Facing End-of-Life

February 14, 1993|By SARA ENGRAM

This past week, the Dutch parliament officially recognized an informal consensus about mercy killing that has been unofficially honored by legal and medical authorities in the country for several years.

The story made front-page news. But the important point is not that a country legalized euthanasia -- the action stopped somewhere short of that -- but rather that an elected legislature approved a consensus on a far more radical issue than questions about living wills or other decisions about end-of-life health care matters.

If Dutch legislators can handle that hot potato, maybe there's hope that Maryland's General Assembly can agree this session on legislation setting out legal guidelines for the painful decisions that face increasing numbers of families.

The issue is too important to put off another year, especially since a recent Court of Appeals decision involving a comatose man specifically threw the ball back in the legislature's court: "Where the values themselves are in a state of flux in society," the majority opinion said, "a legislative body is better equipped to determine, within constitutional limits, whether some lives are not worth living and, if so, how to determine [them]."
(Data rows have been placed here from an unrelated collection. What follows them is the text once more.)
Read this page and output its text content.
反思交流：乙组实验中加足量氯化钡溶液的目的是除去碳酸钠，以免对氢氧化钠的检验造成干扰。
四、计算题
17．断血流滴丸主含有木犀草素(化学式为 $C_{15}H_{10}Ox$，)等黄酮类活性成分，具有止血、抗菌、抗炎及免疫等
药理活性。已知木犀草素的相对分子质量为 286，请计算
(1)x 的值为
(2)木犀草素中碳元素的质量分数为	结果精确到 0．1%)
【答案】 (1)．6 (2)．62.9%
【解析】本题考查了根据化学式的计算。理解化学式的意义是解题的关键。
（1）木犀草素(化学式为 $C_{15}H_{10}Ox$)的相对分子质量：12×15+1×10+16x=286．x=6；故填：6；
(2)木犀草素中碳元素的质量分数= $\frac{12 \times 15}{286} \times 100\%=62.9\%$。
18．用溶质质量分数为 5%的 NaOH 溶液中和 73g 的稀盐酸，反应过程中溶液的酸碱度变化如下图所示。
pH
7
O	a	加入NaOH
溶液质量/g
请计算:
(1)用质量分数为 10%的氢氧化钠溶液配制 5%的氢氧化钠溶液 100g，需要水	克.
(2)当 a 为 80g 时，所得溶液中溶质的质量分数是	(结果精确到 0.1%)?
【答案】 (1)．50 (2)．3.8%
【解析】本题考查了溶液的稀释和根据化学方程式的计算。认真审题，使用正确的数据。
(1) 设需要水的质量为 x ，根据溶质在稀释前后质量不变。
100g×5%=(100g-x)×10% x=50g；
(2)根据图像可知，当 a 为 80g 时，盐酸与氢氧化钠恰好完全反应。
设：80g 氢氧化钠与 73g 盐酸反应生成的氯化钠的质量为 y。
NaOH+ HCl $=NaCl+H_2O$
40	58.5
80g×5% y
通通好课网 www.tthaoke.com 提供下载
Under current law, decisions are made all the time in behalf of incapacitated patients by doctors and families. Most everyone agrees that's exactly how those decisions should be made.

But Jack Schwartz, chief of opinions for the Maryland attorney general, notes "There is large gap between what actually happens and how Maryland law describes the situation. . . . Maryland law at present doesn't give the participants the assurance it ought to that their decisions will necessarily be honored."

Maryland law not only needs clearer guidelines from the legislature on how families and physicians should go about making "substituted judgments" for an incapacitated patient. It also needs to revise its provisions for allowing people to draw up documents stating how they want these decisions to be made.

Currently, Maryland is one of only three jurisdictions that does not specifically provide for a durable power of attorney for health care. And the state's living will statute recognizes only a narrow range of circumstances in which the document could take effect.

Two bills have been introduced in the General Assembly. They have some key differences, but those disagreements have narrowed considerably during the drafting process and there is no reason to think that acceptable compromises cannot be worked out.

The longer of the two bills, a hefty piece of legislation, was crafted by a committee headed by Judge John Carroll Byrnes of the Baltimore City Circuit Court. Judge Byrnes has taken a special interest in these kinds of decisions since 1986, when a Baltimore clergyman, accompanied by physicians and lawyers, appeared before him asking permission to remove life support from his wife, Jacquelyn Cole, who had been in a coma since suffering a massive stroke 41 days earlier.

Judge Byrnes was not prepared to grant permission. Six days later, Mrs. Cole woke up.

For Judge Byrnes, the case illustrates how even the most loving, well-meaning families can make premature decisions. He also wants the law to recognize that some families are dysfunctional, that mistakes can be made. He thinks the legal guidelines should take care to balance all the competing interests even if that seems to impinge on family decision-making.

nTC The second bill is based largely on the law adopted last year in Virginia. It is a leaner piece of legislation and gives more weight to families in the decision-making process.

Professor Diane Hoffman of the University of Maryland School of Law, who helped draft the measure, maintains that this bill is better suited to the realities under which most of these decisions are made.

She says, "The problem in this country is not under-treatment, but over-treatment," which, she suggests, indicates the state interest in preserving life is often being given more consideration than the wishes of the people who know the patient best.

Given all the debate and thought that has gone into each of these bills, it seems likely that once they come before the legislature the differences will be relatively few and the choices will be clear

The groundwork has been done. What's left for the legislature to do is to decide where the lines will be drawn. But one thing is sure, this is the year the legislature needs to draw those lines.

The key question is whether legislators are willing to grapple with issues that are never easy and not always clear -- but clearly essential.

Sara Engram is editorial-page director for The Evening Sun.